SketsaNusantara.id - Wacana meliburkan sekolah selama bulan Ramadhan kembali menjadi perbincangan hangat.
Kebijakan serupa pernah diterapkan pada masa pemerintahan Presiden Abdurrahman Wahid (Gus Dur) di tahun 1999.
Namun, wacana ini mendapat tanggapan berbeda dari Menteri Koordinator Bidang Pemberdayaan Masyarakat (Menko PM), Abdul Muhaimin Iskandar atau yang akrab disapa Cak Imin.
Baca Juga: Mengenang 15 Tahun Wafatnya KH Abdurrahman Wahid: Gus Dur dan Tradisi Literasi
Dalam pernyataannya, Cak Imin secara tegas menyatakan ketidaksetujuannya terhadap gagasan libur 40 hari di bulan Ramadhan.
"Saya kira tidak perlu ya. Karena libur Ramadhan itu belum jelas konsepnya," kata Cak Imin di Jakarta, 11 Januari 2025.
Ia juga menilai durasi libur selama 40 hari terlalu lama. Selain itu, menurutnya, puasa seharusnya tidak menjadi halangan bagi masyarakat untuk menjalankan aktivitas, termasuk pendidikan.
Dilansir SketsaNusantara.id dari Museumkepresidenan.id, pada masa pemerintahan Gus Dur, kebijakan libur penuh selama Ramadan diterapkan.
Selain memberi waktu bagi siswa untuk berfokus pada ibadah, sekolah-sekolah saat itu juga diwajibkan mengadakan kegiatan pesantren kilat.
Tujuannya adalah untuk memperdalam pengetahuan agama Islam para siswa. Para siswa pun diminta melaporkan kegiatan ibadahnya, seperti tadarus dan sholat tarawih, sebagai bagian dari pembelajaran.

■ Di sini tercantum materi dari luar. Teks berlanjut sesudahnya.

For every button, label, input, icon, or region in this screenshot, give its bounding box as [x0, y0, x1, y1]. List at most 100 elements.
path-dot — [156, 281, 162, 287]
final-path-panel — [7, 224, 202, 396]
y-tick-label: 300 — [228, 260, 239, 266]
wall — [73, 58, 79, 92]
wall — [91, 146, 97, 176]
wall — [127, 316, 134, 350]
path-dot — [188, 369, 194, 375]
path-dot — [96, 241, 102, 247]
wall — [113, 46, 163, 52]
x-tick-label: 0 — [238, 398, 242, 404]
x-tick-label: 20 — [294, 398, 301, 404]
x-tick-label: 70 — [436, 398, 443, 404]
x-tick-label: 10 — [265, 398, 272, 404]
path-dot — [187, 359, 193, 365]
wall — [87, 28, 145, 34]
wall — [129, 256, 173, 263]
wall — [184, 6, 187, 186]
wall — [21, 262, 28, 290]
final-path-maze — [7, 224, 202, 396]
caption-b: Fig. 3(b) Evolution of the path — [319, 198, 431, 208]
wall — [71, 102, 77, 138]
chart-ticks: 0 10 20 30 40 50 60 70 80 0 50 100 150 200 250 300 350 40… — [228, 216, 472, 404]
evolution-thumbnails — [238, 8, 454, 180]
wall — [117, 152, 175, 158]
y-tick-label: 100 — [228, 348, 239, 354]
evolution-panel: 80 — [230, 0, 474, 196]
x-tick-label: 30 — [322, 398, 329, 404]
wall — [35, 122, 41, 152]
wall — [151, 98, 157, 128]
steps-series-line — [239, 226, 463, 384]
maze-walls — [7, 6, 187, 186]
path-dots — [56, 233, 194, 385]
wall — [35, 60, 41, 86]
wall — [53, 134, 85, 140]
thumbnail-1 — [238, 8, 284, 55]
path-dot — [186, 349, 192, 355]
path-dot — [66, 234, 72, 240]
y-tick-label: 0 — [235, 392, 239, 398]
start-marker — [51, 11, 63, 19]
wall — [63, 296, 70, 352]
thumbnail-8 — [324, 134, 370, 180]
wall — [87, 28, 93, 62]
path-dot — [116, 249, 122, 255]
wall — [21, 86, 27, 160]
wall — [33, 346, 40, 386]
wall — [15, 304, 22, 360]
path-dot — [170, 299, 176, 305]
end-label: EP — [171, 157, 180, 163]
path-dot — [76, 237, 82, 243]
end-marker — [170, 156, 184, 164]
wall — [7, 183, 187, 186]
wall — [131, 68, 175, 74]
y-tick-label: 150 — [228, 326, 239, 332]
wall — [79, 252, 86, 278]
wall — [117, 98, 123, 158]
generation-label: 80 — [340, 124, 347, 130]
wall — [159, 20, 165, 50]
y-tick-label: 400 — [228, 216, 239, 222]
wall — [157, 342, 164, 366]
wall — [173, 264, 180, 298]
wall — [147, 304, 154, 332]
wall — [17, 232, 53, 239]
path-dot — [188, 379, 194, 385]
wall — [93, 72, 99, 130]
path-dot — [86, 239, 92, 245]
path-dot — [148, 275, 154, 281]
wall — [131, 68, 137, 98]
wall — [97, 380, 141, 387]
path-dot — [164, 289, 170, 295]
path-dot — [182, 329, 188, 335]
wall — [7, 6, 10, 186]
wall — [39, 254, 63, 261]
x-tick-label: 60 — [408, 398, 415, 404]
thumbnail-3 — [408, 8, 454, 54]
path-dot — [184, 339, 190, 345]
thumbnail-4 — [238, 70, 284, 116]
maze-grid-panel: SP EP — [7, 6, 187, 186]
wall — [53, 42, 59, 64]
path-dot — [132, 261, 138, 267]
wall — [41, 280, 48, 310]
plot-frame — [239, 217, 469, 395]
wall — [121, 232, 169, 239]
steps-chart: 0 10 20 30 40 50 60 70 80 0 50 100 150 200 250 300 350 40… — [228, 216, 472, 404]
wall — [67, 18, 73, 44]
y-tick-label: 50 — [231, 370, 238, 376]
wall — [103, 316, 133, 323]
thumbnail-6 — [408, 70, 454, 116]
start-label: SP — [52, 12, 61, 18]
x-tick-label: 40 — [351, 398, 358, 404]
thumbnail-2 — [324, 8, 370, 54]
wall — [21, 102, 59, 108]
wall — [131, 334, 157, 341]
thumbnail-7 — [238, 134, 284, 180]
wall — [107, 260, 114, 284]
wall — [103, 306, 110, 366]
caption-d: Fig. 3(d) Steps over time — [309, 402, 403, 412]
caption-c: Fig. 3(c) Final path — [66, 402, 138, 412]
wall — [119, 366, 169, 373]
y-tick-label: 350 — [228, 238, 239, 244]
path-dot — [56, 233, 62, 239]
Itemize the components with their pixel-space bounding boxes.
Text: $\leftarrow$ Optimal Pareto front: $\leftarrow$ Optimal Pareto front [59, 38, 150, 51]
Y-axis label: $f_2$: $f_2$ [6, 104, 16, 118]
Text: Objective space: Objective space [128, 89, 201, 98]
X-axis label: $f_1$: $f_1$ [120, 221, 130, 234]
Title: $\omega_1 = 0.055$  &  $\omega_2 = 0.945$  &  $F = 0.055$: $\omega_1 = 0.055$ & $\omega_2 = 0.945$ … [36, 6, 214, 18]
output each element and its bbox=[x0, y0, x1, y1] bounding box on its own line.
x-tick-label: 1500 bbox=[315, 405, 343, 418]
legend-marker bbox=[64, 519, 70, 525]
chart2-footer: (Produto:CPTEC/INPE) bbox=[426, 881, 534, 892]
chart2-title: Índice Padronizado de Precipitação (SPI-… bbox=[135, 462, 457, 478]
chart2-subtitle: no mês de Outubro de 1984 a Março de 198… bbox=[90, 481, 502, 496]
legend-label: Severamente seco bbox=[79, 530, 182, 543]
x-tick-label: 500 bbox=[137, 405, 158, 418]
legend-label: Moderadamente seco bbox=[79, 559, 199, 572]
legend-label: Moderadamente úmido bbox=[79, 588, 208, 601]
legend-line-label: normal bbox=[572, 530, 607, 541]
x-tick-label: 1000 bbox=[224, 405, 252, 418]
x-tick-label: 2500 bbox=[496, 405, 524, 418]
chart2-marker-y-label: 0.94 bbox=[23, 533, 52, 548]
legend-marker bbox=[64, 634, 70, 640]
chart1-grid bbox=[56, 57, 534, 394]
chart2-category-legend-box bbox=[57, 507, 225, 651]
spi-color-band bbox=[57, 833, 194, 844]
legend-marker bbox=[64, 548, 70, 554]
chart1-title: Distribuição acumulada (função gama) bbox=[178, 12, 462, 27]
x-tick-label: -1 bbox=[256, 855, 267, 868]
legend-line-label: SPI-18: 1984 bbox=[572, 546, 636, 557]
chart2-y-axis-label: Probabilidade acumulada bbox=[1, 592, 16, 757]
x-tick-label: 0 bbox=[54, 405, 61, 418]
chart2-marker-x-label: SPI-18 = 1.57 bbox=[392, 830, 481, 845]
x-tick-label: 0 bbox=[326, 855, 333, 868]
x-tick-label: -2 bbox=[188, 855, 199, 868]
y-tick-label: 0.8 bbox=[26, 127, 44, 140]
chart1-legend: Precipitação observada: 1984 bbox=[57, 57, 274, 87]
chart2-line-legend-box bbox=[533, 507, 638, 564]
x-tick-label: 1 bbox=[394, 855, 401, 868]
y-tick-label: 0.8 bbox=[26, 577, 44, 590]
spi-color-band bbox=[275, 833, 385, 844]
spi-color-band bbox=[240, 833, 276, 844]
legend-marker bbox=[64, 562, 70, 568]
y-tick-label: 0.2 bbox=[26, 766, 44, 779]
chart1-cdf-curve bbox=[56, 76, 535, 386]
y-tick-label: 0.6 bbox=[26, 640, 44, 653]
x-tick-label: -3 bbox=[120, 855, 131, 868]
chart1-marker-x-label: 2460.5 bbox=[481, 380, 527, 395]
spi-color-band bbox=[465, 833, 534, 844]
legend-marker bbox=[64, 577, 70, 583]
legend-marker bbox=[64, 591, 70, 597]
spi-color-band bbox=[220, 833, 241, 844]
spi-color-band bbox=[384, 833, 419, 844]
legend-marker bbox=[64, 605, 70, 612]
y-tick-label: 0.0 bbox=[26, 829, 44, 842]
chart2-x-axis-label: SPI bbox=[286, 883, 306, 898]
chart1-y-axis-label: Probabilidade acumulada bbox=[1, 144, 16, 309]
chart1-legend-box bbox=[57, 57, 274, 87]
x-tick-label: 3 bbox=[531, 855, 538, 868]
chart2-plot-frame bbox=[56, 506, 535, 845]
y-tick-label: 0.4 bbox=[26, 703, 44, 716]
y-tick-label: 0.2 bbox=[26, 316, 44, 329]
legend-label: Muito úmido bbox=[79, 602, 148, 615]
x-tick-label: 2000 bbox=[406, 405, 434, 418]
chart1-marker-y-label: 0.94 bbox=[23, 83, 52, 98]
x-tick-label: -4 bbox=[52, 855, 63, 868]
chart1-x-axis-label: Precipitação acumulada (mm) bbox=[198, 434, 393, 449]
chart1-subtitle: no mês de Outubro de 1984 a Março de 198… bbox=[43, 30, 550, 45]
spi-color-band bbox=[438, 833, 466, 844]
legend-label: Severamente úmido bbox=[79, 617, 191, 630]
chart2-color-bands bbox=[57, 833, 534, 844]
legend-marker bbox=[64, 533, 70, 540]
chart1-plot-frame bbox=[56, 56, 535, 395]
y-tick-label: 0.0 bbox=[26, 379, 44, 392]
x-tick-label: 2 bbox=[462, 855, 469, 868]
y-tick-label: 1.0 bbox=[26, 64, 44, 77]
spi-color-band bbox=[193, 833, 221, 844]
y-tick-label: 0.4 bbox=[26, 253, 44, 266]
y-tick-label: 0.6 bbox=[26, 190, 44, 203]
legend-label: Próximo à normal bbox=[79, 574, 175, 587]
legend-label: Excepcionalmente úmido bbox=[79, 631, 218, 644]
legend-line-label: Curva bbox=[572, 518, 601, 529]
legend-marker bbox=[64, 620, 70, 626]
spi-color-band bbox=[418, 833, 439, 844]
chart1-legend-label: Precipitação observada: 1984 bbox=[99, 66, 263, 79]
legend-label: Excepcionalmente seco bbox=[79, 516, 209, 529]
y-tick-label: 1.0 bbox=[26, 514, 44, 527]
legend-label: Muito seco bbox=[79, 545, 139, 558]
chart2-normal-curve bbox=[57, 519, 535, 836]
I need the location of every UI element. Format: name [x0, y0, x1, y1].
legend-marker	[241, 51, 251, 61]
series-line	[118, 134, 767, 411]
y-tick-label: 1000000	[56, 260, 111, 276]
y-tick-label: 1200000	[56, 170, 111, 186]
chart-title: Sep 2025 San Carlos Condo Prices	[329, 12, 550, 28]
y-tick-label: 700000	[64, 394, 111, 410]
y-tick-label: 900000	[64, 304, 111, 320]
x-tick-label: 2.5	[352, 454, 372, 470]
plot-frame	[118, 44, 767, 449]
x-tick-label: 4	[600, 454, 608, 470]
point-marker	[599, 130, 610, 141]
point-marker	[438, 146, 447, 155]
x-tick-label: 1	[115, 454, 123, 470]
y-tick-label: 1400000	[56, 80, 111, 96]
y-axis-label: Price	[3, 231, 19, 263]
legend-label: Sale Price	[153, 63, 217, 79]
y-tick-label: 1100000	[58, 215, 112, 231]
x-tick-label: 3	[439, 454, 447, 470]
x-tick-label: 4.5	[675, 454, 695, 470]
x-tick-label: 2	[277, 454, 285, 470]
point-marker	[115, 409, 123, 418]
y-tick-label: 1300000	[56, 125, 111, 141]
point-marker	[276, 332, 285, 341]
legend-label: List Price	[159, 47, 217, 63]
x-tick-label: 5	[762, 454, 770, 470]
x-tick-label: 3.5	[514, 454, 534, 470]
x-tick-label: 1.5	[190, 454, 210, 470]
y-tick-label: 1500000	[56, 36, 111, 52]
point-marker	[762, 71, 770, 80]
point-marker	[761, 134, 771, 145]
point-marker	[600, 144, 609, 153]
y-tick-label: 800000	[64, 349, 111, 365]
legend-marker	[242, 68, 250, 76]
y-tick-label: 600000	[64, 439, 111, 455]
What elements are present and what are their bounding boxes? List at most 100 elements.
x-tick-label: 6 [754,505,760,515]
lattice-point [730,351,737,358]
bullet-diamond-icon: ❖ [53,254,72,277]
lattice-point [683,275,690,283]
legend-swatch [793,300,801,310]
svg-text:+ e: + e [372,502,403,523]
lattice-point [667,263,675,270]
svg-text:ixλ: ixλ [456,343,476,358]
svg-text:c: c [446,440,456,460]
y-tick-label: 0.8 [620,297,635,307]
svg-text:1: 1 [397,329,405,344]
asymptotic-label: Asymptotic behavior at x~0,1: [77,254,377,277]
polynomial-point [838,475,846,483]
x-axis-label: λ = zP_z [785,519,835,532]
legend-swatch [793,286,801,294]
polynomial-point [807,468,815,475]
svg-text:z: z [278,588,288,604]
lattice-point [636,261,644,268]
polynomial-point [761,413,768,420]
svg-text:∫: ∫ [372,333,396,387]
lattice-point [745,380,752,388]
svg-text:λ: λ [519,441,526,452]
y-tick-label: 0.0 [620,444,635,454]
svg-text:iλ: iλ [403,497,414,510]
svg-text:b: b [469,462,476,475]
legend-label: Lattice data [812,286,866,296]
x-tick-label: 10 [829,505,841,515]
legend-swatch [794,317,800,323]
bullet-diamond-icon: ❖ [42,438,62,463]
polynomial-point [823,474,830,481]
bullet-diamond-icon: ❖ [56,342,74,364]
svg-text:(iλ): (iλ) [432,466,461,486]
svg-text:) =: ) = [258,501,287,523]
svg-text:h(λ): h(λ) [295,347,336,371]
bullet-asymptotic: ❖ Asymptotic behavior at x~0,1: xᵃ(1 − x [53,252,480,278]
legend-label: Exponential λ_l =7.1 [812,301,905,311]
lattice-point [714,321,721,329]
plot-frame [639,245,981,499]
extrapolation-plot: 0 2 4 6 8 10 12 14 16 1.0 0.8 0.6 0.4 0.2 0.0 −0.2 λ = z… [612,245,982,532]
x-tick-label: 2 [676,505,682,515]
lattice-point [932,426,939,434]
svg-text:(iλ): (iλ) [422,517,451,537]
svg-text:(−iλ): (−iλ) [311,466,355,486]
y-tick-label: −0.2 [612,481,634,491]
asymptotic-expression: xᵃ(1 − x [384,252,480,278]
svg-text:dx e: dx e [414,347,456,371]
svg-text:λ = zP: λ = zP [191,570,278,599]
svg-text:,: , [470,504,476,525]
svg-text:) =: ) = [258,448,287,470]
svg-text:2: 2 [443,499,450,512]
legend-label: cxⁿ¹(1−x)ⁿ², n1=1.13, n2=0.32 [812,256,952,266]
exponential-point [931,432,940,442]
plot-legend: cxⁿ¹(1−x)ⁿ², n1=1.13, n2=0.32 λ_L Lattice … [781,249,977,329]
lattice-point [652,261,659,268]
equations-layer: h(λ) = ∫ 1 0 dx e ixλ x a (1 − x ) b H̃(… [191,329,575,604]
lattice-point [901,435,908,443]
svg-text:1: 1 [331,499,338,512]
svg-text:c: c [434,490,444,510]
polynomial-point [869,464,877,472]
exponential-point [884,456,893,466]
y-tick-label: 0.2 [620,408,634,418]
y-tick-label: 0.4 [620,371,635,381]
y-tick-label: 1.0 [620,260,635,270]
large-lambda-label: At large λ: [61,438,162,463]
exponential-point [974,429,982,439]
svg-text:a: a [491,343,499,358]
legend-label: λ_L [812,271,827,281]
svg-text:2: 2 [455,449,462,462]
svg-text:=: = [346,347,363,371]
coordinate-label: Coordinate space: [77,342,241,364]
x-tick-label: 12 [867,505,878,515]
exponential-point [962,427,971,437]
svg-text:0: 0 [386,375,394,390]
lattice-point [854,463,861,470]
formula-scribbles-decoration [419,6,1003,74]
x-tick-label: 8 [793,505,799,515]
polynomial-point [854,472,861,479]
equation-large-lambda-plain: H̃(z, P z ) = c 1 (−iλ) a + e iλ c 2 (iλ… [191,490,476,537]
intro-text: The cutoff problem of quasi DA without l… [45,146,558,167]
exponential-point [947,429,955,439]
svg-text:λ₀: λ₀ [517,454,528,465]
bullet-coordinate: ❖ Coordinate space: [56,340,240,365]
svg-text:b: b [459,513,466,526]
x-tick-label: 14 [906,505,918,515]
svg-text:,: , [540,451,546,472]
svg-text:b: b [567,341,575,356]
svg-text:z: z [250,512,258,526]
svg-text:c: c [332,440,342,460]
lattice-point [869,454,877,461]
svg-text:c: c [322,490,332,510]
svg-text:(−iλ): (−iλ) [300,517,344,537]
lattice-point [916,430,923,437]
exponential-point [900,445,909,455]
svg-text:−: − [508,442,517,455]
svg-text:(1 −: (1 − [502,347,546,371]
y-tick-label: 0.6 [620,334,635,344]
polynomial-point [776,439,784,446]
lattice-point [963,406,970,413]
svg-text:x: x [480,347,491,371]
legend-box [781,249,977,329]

Namun, kebijakan tersebut tidak berlangsung lama. Setelah masa pemerintahan Gus Dur, kebijakan libur selama Ramadhan tidak lagi diterapkan secara nasional.
Saat ini, kebijakan libur lebih mengacu pada Surat Keputusan Bersama (SKB) tiga menteri terkait libur nasional dan cuti bersama.